The Divorced Christian and the Love of God by Paula Clifford (Triangle SPCK, £3.95).
ALTHOUGH Paula Clifford mentions the pastoral problems heightened by divergent teaching and practice within the Established Anglican church, I am not qualified to comment except to say that the current developments in psychology seem to strengthen the Catholic case for recognising nonachieved "annullable" marriages.
Her book is a living example of what she preaches, a consoling prayer shared with fellow sufferers, a practical compendium of scriptural consolation, and a prophetic comment on the current Anglican attitude to divorce and remarriages, warts and all. A committed Christian, she tells how with Christ, she courageously rebuilt a wholeness into her one parent home life, and fought back into a position of positive renewed evangelism within and beyond her Anglican parish. She asks "ordinary Christians to set aside their feelings on marriage breakdown however strong", for fear of being thought to counterance divorce itself, and reach out to help relieve their divorced Christian neighbour from their despair.

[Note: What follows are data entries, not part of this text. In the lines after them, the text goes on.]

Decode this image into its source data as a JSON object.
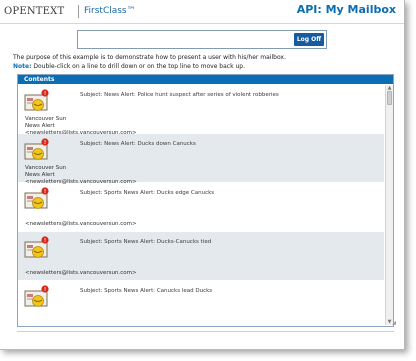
{
  "header": {
    "brand": "OPENTEXT",
    "product": "FirstClass™",
    "title": "API: My Mailbox"
  },
  "toolbar": {
    "search_value": "",
    "logoff_label": "Log Off"
  },
  "intro": {
    "line1": "The purpose of this example is to demonstrate how to present a user with his/her mailbox.",
    "note_label": "Note:",
    "note_text": "Double-click on a line to drill down or on the top line to move back up."
  },
  "contents": {
    "title": "Contents",
    "items": [
      {
        "subject": "Subject: News Alert: Police hunt suspect after series of violent robberies",
        "sender_name": "Vancouver Sun",
        "sender_list": "News Alert",
        "sender_email": "<newsletters@lists.vancouversun.com>",
        "badge": "!",
        "icon": "mail-envelope-icon"
      },
      {
        "subject": "Subject: News Alert: Ducks down Canucks",
        "sender_name": "Vancouver Sun",
        "sender_list": "News Alert",
        "sender_email": "<newsletters@lists.vancouversun.com>",
        "badge": "!",
        "icon": "mail-envelope-icon"
      },
      {
        "subject": "Subject: Sports News Alert: Ducks edge Canucks",
        "sender_name": "",
        "sender_list": "",
        "sender_email": "<newsletters@lists.vancouversun.com>",
        "badge": "!",
        "icon": "mail-envelope-icon"
      },
      {
        "subject": "Subject: Sports News Alert: Ducks-Canucks tied",
        "sender_name": "",
        "sender_list": "",
        "sender_email": "<newsletters@lists.vancouversun.com>",
        "badge": "!",
        "icon": "mail-envelope-icon"
      },
      {
        "subject": "Subject: Sports News Alert: Canucks lead Ducks",
        "sender_name": "",
        "sender_list": "",
        "sender_email": "",
        "badge": "!",
        "icon": "mail-envelope-icon"
      }
    ]
  },
  "colors": {
    "accent": "#0b6db4",
    "row_shade": "#e4e9ed",
    "badge": "#d9261c",
    "envelope_seal": "#f2c41c"
  }
}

As a divorced Catholic I can only admire the balance of tact, understanding, and fearless objective comment on such matters as: the uncomfortable "paradox that when it comes to admitting failure, life may be easier among non-Christian friends than among other Christians." Or the minority, sometimes "leading", church members, self-righteously exposing only their own lack of Christian charity. Or how to persuade the happily married that divorce is never easy; always a regretable last resort: "a pain which other Christians are often unable or unwilling to help alleviate". Explaining why divorced Christians (clergymen especially) prove the most understanding healers.